Lors de cet échange diplomatique, Fujimori a réaffirmé sans équivoque le soutien de son gouvernement à la souveraineté marocaine et à son plan d’autonomie pour le Sahara, une solution présentée comme la base d’une résolution durable du conflit régional. Elle a par ailleurs exprimé son appui à la résolution 2797 du Conseil de sécurité de l’ONU, qui valide cette initiative.
Le monarque marocain a, quant à lui, salué dans son message « les relations exceptionnelles » entre le Maroc et le Pérou, fondées sur « une amitié solide et des valeurs partagées ». Il a exprimé sa volonté de « renforcer ce partenariat en le transformant en une collaboration multilatérale bénéfique pour les deux peuples ».
Un engagement historique
La déclaration de Fujimori revêt une portée symbolique majeure. Elle met fin à des décennies d’ambiguïté dans la position péruvienne, marquée par des soutiens intermittents au Front Polisario. Pour comprendre ce tournant, il faut remonter au mandat de Fernando Belaúnde Terry (1980-1985), qui avait reconnu en 1984 la République arabe sahraouie démocratique (RASD). Son successeur, Alan García, avait maintenu cette reconnaissance jusqu’en 1996, année où Alberto Fujimori, père de l’actuelle présidente, avait finalement rompu ces liens.
Depuis lors, la politique péruvienne sur le Sahara était restée dans un flou stratégique, oscillant entre soutien et neutralité selon les gouvernements. Le bref mandat de Pedro Castillo (2021-2022) avait brièvement relancé les relations avec le Polisario, avant que son successeur, Dina Boluarte, ne rétablisse une position plus mesurée, sans pour autant adopter une position claire en faveur du plan marocain.
La fin d’une ère d’ambiguïté
Avec l’arrivée de Fujimori, le Pérou opère un changement radical. En soutenant à la fois l’intégrité territoriale du Maroc, son plan d’autonomie et la résolution 2797 de l’ONU, elle s’aligne sur une position plus ferme que celle de son père en 1996. Cette décision s’inscrit dans un contexte de renforcement des alliances diplomatiques du Maroc en Amérique latine, où de nombreux pays ont progressivement abandonné leur reconnaissance de la RASD.

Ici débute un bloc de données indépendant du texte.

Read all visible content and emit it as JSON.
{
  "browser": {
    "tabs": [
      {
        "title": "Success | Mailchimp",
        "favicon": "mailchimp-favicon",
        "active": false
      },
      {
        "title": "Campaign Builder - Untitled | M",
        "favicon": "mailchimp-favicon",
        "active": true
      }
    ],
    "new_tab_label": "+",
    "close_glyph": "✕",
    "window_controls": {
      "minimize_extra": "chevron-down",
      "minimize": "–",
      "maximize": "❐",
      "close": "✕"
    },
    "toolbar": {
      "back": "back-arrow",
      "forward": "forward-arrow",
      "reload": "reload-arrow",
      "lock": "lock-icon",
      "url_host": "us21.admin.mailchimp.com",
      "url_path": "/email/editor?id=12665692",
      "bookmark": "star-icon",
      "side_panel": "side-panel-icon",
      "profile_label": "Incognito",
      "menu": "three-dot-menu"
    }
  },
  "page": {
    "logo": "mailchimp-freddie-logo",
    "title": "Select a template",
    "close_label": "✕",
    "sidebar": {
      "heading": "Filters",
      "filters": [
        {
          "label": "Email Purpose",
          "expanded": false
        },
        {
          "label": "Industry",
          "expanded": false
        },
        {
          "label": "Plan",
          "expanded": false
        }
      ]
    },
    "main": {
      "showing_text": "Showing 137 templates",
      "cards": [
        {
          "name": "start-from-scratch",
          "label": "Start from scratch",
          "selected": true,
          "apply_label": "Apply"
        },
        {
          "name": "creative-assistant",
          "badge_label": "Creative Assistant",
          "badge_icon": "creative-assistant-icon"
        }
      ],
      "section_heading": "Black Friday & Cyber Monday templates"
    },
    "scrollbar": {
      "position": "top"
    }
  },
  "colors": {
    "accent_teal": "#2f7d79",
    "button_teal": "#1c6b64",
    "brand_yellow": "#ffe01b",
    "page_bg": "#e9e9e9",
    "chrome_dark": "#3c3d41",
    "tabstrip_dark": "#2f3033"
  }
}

Cette offensive diplomatique marocaine, combinant coopération économique, culturelle et universitaire, a permis de repositionner le Royaume comme un partenaire clé dans la région. Plusieurs pays d’Amérique latine, dont la Colombie, le Paraguay ou encore le Panama, ont récemment révisé leur position en faveur du Maroc.
Une stratégie gagnante pour le Maroc
Ce revirement péruvien illustre la stratégie d’influence déployée par le Maroc en Amérique latine. En misant sur des partenariats concrets, Rabat a réussi à faire évoluer les positions de nombreux États, transformant une région historiquement favorable au Polisario en un terrain d’alliances solides.
La nouvelle administration Fujimori, en choisissant de s’engager clairement pour le plan d’autonomie marocain, envoie un signal fort à la communauté internationale. Elle confirme également l’importance croissante des relations Sud-Sud et du rôle du Maroc comme pont entre l’Afrique, l’Europe et l’Amérique latine.